The pressures of global competition are forcing more and more UK companies to outsource parts of their business to low-cost destinations in Asia and eastern Europe.
A survey conducted by the Confederation of British Industry (CBI) ahead of its annual conference, which gets under way in Birmingham yesterday, shows that an increasing portion of businesses in both the manufacturing and service sectors were looking offshore, with India and China the most favored locations.
Digby Jones, the CBI's director general, said offshoring was now a fact of life, but stressed that the benefits of moving some business functions overseas outweighed the costs.
Higher profitability meant jobs were saved or created in the UK, he said. The CBI estimates that outsourcing may have cost 250,000 jobs in the past 10 years, but helped create 400,000 to 500,000.
"It's here to stay," said Jones. "Off-shoring is now part and parcel of doing business in the global economy.
"Make no mistake, this is a survival issue. Anybody who believes that firms have a great deal of choice is naive. Companies know if they don't do it, somebody else will. If competitors act and they don't respond, they may put their businesses at risk."
Jones said countries who believed that they could fight outsourcing through protectionism were living in "cloud-cuckoo land," but he said the burden of government red tape was helping to push companies overseas.
"The government must avoid forcing firms to offshore through an increase in policies unfriendly to business. The rising cost of compliance with regulation is now starting to drive firms abroad."
A survey of 150 CBI companies employing 750,000 people found that the desire to cut costs was comfortably the main reason for firms contemplating offshoring, with more than nine out of 10 firms citing it as a reason.
However, Jones said that the frustration of business with bureaucracy was reflected in the 26 percent of firms which said regulation had made them consider moving. He said the government should help to reskill the workforce.
"Western economies have to upskill and reskill for ever. We can never say the job is done," he said.
Brendan Barber, general secretary of the Trades Union Congress, rejected the idea that British businesses were being driven abroad by high tax or over-burdensome regulation. The UK was a low-tax country and second only to the US in its lack of employment regulation, or red tape, when compared with the rich countries in the Organization for Economic Cooperation and Development, he said.
"Digby Jones is right to stress the importance of employee skills.
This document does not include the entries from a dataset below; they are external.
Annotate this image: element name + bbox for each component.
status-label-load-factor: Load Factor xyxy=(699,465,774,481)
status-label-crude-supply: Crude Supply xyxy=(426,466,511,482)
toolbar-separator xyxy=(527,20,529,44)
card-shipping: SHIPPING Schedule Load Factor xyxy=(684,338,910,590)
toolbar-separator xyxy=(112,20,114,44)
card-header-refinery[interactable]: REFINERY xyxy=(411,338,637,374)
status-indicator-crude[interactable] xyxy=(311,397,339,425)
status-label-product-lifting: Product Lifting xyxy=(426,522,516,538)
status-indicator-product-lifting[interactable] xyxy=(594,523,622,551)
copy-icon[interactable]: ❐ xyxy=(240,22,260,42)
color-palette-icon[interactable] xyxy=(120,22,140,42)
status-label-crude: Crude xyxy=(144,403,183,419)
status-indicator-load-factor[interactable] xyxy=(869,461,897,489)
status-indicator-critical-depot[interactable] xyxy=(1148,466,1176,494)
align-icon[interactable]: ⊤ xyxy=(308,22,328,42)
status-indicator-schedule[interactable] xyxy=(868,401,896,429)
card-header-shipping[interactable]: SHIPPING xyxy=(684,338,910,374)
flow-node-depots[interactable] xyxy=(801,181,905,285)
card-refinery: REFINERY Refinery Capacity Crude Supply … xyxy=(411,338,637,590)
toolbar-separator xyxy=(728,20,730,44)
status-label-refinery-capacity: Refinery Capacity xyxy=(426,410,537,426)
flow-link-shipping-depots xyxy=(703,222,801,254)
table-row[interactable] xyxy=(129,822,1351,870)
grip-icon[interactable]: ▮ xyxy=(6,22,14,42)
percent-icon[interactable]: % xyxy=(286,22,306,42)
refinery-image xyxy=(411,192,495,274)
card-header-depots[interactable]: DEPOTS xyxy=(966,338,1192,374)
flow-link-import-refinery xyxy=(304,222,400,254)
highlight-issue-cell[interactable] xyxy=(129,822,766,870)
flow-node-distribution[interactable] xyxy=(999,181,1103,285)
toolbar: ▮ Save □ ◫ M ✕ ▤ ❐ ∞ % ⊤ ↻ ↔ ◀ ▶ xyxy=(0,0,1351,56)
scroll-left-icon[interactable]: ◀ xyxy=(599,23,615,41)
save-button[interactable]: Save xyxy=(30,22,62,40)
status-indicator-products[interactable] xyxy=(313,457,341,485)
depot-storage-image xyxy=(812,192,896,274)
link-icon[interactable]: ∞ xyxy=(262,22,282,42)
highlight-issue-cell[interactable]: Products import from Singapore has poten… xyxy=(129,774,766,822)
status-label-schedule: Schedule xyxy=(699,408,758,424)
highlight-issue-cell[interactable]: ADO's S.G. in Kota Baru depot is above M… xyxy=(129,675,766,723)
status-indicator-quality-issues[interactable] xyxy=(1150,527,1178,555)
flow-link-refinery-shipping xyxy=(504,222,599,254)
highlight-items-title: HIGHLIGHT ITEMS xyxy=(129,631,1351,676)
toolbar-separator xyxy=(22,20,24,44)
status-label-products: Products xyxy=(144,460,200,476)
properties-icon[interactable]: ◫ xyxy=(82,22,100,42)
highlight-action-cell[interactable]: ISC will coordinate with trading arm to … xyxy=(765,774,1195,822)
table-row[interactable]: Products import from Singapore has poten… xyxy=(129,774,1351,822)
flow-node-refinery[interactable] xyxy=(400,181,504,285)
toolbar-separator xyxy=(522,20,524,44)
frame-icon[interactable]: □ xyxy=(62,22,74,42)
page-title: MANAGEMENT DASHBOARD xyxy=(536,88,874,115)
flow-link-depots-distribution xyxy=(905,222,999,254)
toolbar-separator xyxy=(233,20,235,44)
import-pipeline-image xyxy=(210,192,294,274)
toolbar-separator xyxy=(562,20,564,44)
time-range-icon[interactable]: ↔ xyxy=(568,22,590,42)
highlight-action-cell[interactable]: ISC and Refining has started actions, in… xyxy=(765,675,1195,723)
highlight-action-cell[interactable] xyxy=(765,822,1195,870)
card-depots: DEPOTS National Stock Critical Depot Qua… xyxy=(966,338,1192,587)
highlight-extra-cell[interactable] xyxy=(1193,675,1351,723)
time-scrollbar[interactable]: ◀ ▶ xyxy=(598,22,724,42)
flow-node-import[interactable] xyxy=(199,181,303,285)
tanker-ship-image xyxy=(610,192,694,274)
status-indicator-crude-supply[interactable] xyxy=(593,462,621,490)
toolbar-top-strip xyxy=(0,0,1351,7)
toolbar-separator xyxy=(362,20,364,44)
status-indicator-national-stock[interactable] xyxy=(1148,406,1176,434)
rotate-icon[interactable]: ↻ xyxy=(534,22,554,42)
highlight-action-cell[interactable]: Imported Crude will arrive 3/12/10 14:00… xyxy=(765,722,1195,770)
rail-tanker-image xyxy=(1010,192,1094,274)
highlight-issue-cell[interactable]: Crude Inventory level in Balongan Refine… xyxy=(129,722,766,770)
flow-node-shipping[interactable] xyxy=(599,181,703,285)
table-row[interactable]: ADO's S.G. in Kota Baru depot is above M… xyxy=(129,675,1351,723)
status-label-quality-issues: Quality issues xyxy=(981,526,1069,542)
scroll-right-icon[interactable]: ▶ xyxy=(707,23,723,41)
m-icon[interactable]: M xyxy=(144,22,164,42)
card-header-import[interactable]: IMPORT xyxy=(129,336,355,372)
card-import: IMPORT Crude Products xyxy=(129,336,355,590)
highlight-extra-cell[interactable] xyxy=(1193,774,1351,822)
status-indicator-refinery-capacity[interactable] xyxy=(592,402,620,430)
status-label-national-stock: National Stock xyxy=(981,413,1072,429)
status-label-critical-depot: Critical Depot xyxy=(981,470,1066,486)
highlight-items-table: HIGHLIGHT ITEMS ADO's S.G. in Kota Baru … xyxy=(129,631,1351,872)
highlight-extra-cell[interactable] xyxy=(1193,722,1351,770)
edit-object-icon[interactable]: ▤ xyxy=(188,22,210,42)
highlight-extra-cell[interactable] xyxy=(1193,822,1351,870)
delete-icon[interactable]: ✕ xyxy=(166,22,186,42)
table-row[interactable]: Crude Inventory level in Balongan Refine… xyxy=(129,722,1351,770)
Some British companies have an excellent record of investing in their staff but there is a long tale of poor performers.
"Too many companies prefer low paid, low skill, long hours, `low road' jobs that cannot compete in today's global economy. The UK will never cut pay, working conditions or employment rights enough to beat India or China. We need to move up to a `high-road' economy, in which innovative businesses with well trained and highly skilled staff provide quality products and services."
The CBI survey found that 51 percent of respondents said pressure to outsource had increased over the past two years, with 21 percent describing the pressure as "very great." Some 30 percent said they had already taken some activities overseas and almost one in four were considering doing so in the future.